Mi amigo Julio pasó hace unos días por clase de yoga para recoger el regalo del "amigo invisible" que habían organizado. Le tocó obsequiar a un compañero con quien había hecho buenas migas en los últimos meses, un tipo de 60 años. Fue el hijo de este quien se llevó finalmente el regalo, tras liquidar cuentas con el gimnasio. El compañero de Julio hubo de ausentarse necesariamente: ya estaba enterrado tras su fallecimiento inesperado dos días antes.

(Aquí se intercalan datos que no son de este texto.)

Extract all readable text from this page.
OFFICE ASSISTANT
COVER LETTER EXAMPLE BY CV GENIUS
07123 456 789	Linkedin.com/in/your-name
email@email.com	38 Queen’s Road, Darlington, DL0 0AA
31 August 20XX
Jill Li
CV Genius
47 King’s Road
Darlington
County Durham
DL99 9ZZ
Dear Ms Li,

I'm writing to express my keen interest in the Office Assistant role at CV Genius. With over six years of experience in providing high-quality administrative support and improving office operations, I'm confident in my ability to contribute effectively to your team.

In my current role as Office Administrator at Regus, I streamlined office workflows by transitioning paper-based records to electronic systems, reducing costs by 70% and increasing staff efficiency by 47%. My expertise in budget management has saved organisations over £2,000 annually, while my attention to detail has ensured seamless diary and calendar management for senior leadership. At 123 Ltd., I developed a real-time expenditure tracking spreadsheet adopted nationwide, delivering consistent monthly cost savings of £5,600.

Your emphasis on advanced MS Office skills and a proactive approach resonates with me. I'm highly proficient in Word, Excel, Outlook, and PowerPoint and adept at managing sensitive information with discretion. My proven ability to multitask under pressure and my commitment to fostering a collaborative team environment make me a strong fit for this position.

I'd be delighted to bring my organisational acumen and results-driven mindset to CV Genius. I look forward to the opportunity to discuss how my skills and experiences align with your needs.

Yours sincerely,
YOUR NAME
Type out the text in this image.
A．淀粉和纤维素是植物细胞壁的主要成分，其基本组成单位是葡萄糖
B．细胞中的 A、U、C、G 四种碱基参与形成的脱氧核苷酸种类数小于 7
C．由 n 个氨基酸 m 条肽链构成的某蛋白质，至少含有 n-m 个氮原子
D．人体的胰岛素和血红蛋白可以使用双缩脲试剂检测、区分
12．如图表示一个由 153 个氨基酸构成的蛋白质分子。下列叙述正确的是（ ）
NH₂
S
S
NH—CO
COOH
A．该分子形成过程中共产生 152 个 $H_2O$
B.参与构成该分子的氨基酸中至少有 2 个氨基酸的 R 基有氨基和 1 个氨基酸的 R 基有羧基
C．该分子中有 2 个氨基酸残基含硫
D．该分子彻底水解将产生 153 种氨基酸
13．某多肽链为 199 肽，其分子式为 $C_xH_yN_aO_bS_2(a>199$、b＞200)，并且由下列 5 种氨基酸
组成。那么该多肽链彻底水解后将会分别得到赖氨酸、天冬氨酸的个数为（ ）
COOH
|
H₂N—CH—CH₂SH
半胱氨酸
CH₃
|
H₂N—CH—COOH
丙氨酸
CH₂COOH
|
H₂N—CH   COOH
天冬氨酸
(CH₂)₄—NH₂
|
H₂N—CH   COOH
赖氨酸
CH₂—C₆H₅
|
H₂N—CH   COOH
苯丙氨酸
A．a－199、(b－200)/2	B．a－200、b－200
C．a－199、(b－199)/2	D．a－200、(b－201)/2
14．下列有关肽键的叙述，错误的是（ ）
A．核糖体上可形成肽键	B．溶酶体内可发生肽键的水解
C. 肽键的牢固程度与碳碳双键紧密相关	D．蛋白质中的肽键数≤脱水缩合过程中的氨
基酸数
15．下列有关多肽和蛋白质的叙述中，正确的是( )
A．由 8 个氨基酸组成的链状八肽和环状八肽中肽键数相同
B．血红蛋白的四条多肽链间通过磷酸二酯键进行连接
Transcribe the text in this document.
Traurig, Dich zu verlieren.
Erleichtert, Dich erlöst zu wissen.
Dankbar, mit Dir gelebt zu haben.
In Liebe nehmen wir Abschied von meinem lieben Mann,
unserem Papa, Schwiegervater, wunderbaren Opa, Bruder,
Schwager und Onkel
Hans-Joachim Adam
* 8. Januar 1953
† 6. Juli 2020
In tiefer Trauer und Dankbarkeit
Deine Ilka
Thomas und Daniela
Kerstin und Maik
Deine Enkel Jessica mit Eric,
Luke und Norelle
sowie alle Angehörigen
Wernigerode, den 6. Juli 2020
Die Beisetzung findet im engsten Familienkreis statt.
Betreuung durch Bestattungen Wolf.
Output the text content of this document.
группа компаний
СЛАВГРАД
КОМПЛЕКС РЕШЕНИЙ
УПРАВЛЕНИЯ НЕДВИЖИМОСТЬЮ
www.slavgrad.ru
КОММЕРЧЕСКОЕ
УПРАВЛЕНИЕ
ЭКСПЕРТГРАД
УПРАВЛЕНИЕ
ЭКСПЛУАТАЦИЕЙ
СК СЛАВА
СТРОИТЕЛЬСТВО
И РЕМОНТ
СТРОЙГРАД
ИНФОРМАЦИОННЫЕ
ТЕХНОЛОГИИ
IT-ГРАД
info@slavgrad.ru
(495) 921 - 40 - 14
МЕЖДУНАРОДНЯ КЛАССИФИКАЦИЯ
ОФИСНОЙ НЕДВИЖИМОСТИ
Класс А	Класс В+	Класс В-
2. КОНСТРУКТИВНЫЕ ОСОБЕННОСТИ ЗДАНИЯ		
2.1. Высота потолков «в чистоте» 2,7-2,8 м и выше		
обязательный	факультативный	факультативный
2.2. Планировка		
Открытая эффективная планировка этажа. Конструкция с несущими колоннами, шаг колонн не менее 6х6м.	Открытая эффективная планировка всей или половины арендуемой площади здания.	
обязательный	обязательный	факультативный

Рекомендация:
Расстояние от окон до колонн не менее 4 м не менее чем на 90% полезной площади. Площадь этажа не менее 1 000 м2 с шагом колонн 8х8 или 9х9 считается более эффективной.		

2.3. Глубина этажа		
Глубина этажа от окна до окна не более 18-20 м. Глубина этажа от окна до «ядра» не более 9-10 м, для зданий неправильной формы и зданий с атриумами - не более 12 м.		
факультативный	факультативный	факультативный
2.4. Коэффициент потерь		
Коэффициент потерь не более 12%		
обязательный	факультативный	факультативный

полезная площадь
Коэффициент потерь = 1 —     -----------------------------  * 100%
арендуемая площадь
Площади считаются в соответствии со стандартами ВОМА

La última vez que habló con mi amigo le había contado las ganas que tenía de jubilarse y sus planes para mudarse a Canarias. Estaba muy ilusionado con ese traslado, desconocedor de su cita con la muerte no muchas horas después. Lo hubiera sabido de disponer de un superordenador con toda la información acerca del Universo desde el momento mismo del big bang, porque su fallecimiento justo ese día no era un suceso menos predecible que la formación de un agujero negro en el centro de la Vía Láctea o la colisión del cometa Shoemaker-Levy 9 con el planeta Júpiter el 16 de julio de 1994. Con todos los datos del Universo y de sus leyes se podría haber predicho igualmente desde la extinción de los dinosaurios hasta la imputación judicial de Iñaki Urdangarin pasando por el asesinato de Esopo o el soplamocos de Ruiz-Mateos a Boyer en 1989.
De ese despedirnos para siempre sin saberlo con un "hasta mañana" nos habla, entre otras cosas, el escritor pamplonés Eduardo Laporte en su hermosa novela corta Luz de noviembre, por la tarde. Laporte hubo de probar el amarguísimo trago de la pérdida de sus padres en 2000, en un plazo de solo nueve meses, a causa de la misma enfermedad: un cáncer. Lo cierto es que empezó acompañado de los dos ese año de resonancias míticas -el lejano y promisorio 2000 de mi infancia- para despedirlo y entrar en el siglo XXI ya huérfano de ambos. El día antes de morirse su madre, ella le dijo: "Mañana más". "Y lo que hubo mañana fue ya verla en la caja del tanatorio", se lee en el libro publicado por Demipage.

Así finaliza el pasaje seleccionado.